Джеггу милости этого изверга были не нужны. Достаточно аудиенции. Даже короткой. Просто находиться достаточно близко, чтобы поймать зрительный контакт. И он надеялся, что с помощью рыдающей от наслаждения женщины сможет такого свидания достичь.
Случилось оно быстрее, чем можно было предполагать.
То ли диктатор услышал страстные крики (в самом деле весьма несдержанные), то ли просто решил её навестить, но когда потайная дверь беззвучно открылась, Джегг стоял на коленях напротив Госпожи, сосредоточенно расстёгивающей его рубашку пальцами ноги.
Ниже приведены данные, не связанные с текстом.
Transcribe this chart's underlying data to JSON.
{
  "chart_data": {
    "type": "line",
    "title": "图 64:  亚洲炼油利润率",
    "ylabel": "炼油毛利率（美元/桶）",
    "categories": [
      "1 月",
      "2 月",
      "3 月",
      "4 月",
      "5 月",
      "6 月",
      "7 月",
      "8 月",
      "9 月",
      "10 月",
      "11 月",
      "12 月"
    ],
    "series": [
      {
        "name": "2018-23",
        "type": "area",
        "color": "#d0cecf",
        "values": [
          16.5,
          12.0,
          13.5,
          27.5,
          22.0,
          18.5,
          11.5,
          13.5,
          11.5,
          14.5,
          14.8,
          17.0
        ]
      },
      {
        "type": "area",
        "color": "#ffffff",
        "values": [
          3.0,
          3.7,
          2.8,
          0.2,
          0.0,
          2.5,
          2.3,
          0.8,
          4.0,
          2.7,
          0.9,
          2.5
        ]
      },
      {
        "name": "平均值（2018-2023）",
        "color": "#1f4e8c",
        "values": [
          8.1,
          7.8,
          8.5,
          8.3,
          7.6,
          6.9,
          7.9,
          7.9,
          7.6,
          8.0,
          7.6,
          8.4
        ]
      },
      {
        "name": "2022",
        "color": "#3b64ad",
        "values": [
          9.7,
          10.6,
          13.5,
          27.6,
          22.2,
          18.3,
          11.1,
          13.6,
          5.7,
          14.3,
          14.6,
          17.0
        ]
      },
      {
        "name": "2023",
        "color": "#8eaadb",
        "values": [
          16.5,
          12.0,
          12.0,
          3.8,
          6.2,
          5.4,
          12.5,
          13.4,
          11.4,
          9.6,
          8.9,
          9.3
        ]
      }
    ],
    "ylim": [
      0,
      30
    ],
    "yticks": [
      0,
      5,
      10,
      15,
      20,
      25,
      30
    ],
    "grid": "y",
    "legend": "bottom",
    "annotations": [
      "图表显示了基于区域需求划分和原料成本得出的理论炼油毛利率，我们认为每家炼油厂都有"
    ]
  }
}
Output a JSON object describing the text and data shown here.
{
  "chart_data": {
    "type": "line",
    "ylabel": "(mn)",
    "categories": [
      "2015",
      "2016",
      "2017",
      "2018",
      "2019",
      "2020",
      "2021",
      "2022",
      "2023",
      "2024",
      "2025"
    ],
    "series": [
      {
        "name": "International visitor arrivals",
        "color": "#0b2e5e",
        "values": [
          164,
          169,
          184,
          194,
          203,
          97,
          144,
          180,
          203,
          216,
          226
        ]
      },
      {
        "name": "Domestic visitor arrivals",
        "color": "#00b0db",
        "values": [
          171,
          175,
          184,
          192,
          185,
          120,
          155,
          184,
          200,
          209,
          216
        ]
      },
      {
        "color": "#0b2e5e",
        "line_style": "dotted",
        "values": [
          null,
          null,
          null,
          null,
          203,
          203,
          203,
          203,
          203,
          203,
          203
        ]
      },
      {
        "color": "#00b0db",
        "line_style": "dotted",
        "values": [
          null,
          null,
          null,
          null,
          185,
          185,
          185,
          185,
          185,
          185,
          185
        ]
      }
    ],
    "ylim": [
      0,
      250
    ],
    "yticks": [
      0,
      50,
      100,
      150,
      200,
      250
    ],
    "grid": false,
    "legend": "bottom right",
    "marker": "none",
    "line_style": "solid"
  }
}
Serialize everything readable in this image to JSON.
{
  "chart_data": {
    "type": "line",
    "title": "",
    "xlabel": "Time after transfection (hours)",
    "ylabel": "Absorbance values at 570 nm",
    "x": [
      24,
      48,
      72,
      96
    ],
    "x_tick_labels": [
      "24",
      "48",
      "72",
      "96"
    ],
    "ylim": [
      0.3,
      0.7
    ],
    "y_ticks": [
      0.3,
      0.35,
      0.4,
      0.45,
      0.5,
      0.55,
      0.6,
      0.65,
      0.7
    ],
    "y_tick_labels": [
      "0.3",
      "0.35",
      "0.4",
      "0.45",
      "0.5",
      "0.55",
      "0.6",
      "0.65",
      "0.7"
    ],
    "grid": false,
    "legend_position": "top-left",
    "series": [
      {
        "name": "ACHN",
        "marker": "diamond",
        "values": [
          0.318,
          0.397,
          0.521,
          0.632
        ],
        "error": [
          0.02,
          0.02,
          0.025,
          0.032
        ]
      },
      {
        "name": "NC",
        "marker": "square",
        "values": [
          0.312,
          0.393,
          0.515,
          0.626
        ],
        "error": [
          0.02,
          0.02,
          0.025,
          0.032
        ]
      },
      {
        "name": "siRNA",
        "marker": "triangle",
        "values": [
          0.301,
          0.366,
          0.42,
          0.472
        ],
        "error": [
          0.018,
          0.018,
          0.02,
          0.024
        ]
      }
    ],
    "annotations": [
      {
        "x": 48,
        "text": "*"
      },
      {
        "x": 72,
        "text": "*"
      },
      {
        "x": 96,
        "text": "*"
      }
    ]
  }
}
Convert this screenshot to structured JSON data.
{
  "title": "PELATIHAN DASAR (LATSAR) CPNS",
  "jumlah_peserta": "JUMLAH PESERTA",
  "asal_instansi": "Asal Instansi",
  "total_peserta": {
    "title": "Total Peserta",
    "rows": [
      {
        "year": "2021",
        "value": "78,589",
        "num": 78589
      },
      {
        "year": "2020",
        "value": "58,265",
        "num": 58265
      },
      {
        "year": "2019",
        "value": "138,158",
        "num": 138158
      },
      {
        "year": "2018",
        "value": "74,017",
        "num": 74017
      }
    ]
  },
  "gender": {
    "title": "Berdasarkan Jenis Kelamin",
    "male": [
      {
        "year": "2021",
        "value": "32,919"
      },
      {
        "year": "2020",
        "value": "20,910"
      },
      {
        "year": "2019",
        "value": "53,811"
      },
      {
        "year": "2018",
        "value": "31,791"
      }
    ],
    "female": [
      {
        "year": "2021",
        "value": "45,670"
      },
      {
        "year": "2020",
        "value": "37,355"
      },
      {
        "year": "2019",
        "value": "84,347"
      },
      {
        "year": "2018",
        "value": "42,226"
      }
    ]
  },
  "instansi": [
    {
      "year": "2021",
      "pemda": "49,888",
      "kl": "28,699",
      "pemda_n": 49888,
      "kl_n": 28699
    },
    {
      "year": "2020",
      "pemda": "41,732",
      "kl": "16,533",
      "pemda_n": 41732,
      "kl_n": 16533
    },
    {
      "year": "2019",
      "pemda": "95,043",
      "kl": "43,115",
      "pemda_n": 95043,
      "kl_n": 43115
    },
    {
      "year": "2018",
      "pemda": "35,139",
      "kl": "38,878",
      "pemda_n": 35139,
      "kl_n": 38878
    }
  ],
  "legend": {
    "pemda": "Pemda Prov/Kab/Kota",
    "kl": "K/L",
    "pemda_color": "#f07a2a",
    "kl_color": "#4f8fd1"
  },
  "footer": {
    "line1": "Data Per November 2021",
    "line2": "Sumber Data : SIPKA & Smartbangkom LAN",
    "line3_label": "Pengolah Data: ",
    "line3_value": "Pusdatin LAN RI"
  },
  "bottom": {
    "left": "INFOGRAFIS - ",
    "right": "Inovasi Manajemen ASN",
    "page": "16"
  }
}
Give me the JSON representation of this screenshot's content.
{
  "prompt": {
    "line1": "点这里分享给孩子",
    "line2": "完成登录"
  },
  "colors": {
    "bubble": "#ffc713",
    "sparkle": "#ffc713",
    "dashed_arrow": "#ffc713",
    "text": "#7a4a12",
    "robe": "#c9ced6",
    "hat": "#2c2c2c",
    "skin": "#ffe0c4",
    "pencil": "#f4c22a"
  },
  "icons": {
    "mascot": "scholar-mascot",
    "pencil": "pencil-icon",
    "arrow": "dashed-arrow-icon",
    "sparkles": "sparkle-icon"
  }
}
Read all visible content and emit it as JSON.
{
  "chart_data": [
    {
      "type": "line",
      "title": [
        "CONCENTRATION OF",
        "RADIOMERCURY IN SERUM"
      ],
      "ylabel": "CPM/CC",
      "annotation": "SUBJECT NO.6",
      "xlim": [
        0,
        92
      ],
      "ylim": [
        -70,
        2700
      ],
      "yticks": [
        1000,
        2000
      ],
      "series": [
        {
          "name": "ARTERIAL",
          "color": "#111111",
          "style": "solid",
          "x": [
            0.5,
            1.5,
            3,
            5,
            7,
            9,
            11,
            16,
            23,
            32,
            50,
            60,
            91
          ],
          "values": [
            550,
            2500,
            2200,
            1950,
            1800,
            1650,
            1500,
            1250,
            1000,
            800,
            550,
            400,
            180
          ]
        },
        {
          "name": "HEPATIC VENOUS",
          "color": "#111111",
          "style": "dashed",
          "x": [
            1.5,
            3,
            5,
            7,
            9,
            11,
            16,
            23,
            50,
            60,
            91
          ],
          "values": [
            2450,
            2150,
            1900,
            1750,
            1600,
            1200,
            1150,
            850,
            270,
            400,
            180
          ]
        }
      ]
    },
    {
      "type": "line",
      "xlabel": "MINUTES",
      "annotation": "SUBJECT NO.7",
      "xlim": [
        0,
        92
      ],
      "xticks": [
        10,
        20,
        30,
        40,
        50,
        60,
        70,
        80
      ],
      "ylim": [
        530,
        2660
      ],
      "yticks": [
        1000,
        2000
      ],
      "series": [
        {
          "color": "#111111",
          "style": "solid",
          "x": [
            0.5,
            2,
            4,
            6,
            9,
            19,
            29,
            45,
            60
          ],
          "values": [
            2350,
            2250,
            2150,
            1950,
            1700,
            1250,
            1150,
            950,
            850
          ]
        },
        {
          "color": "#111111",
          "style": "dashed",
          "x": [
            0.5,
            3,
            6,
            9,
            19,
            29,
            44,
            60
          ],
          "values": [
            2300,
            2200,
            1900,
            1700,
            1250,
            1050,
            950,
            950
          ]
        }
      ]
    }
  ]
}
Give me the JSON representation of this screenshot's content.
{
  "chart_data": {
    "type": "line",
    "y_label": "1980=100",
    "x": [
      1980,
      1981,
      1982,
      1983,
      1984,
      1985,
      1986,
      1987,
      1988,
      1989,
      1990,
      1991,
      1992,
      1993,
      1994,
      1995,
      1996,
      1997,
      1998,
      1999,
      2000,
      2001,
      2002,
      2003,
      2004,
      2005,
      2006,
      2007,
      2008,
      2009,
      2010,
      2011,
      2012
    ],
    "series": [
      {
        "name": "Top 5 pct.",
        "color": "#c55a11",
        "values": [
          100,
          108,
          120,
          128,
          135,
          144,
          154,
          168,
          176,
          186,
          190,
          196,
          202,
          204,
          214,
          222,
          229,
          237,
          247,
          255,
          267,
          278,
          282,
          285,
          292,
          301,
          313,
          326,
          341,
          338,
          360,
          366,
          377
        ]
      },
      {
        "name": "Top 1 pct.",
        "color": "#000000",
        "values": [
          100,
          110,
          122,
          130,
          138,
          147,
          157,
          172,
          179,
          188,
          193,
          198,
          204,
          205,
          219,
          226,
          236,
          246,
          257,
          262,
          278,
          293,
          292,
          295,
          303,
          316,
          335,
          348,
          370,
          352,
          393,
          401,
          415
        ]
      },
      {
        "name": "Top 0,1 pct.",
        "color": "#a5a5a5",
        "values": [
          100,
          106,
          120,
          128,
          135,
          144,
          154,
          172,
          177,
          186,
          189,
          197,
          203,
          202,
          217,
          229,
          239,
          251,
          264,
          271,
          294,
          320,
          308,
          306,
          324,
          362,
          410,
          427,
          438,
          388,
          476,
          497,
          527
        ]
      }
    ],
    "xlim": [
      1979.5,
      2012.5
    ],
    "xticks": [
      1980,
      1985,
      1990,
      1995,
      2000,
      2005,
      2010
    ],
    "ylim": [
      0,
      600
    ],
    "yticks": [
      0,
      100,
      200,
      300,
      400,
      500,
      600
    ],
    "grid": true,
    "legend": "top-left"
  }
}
Наконец, справившись с задачей, она отпихнула ткань ему за спину. Связанные руки не позволяли снять рубашку полностью, но её это не беспокоило.
Диктатор молча наблюдал, как его женщина проводит ребром ноги по щеке смазливого мальчишки, а он ловит её пальцы губами и начинает вылизывать. Эта сцена впервые за долгое время вызвала у него прилив бодрости. Не такой мощный, впрочем, прилив, чтоб удовлетворить эту ненасытную суку, лезущую на стену от безделья. А языком парень хорошо работает, грамотно Что ж, пускай будет прелюдия.
Диктатор расстегнул штаны и запустил пятерню в густую шевелюру мальчишки. Волосы длинные, да плеч, как у барышни. Да и лицо он снял повязку. Лицо как у куклы. Сойдёт.
Смотри на меня, пока
Человек, которого за глаза называли Кровавая Моль, не закончил фразу. Потому что Джегг действительно не него посмотрел.